If I stayed here any longer and tried to continue with my work it would be interesting, some things would change, and it’s nice to explore new things, but you also lose a little bit of your identity that you’ve forged since day one of your birth. Which is interesting but also a little scary. This is kind of what I touched on yesterday when I mentioned Marlon Brando and Jim Jones, leaving urban environments and retreating to remote areas and letting eccentricities flourish, for better or worse. The city, even thought it’s jammed with thoughts and ideas, also gives you a set of self-imposed blinders and lets you work more in a straight, progressive line, with subtle and thought out discoveries played out in small, one bedroom apartments and conservative sized art studios vrs an eccentric loss of self that can happen on a remote island, with ample ROOMS.
That probably didn’t make much sense but it made sense to me. I’d like to go back and fix it a bit and try to write it in a way that makes more sense, but that would take the entire afternoon. I think it’s interesting though and important because where people live, wether it’s by their own choosing or more often by financial circumstance, and the objects they surround themselves with, effects every thing about them - their work, their well being, their interactions with people, everything. This is a pretty basic concept though, just ask Martha Stewart, but I think the differences between living in a remote area vrs an urban area and how that effects people is interesting.

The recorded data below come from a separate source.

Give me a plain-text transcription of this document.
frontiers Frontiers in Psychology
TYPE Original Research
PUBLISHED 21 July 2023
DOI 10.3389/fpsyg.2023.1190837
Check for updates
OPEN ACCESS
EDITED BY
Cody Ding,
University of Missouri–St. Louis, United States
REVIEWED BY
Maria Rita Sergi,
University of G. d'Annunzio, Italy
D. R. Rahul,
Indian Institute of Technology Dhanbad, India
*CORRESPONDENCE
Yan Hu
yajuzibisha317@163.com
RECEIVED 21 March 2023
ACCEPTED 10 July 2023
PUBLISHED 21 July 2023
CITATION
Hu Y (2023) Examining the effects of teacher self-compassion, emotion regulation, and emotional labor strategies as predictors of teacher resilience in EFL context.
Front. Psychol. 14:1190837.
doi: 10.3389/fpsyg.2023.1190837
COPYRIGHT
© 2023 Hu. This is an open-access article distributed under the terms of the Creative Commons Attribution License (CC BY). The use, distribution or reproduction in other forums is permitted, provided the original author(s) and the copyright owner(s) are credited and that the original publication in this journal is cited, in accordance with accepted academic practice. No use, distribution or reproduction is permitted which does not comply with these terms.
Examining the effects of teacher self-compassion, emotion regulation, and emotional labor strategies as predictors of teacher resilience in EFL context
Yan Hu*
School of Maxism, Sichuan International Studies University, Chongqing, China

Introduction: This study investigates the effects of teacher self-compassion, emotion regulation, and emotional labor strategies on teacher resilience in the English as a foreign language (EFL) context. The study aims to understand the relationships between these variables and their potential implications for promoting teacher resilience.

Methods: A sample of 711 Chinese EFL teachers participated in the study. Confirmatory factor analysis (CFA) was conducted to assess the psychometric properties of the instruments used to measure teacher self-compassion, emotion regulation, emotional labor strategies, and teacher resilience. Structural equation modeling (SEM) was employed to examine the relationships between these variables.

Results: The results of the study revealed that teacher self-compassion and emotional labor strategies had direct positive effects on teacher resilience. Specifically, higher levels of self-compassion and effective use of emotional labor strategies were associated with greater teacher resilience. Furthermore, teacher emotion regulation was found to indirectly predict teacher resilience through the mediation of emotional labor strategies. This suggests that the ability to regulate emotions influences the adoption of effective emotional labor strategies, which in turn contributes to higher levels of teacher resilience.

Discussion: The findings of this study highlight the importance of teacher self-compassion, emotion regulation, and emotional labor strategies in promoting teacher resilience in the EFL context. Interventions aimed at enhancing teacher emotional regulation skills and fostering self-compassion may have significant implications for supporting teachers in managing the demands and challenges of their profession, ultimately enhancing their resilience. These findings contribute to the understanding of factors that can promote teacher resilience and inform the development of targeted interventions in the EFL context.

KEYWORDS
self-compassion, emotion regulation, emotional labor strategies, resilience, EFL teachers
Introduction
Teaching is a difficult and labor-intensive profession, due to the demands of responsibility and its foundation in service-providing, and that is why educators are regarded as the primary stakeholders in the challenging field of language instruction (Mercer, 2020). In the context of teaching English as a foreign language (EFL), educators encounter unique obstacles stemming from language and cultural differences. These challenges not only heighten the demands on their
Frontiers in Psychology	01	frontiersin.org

It’s 2:28. I think I’ll go move some items around the house and find new homes for them. And then go for a swim and start packing just a bit so I don’t have to do it all tomorrow. I’m looking forward to seeing Jonathan. I wonder what it’s going to be like flying into NY and getting on the subway. Going from ROOMS on the island to the subway.


5:27PM I went over to Saline for a swim and I’m really glad I did. I swam nude too, one of the last nude swims I’ll get to do before I leave the island. It was so nice at Saline today. I love it there. Got back to the house (without running out of gas) and talked with Douglas and John. We’re going to dinner tonight for some seafood. That will be nice. The sun will be setting in an hour and I’m feeling much better than I did this morning, when I was rambling on and on about ROOMS.
Monique landed in Newark last night and today she’s in Manhattan for the day before she flies back to SF in the morning. She sent me this picture via camera phone, she was on 53rd and Park....it’s Damien Hirst again:So there’s your semi-live shot of Manhattan, via sell phone to the Caribbean and then to the blog. Thanks Monique for the picture.
That’s it for today. Jonathan, I hope you are having a good day in New Jersey. Mom, I hope you are having a good day in Maine, Liz, I hope things are going well in Florida.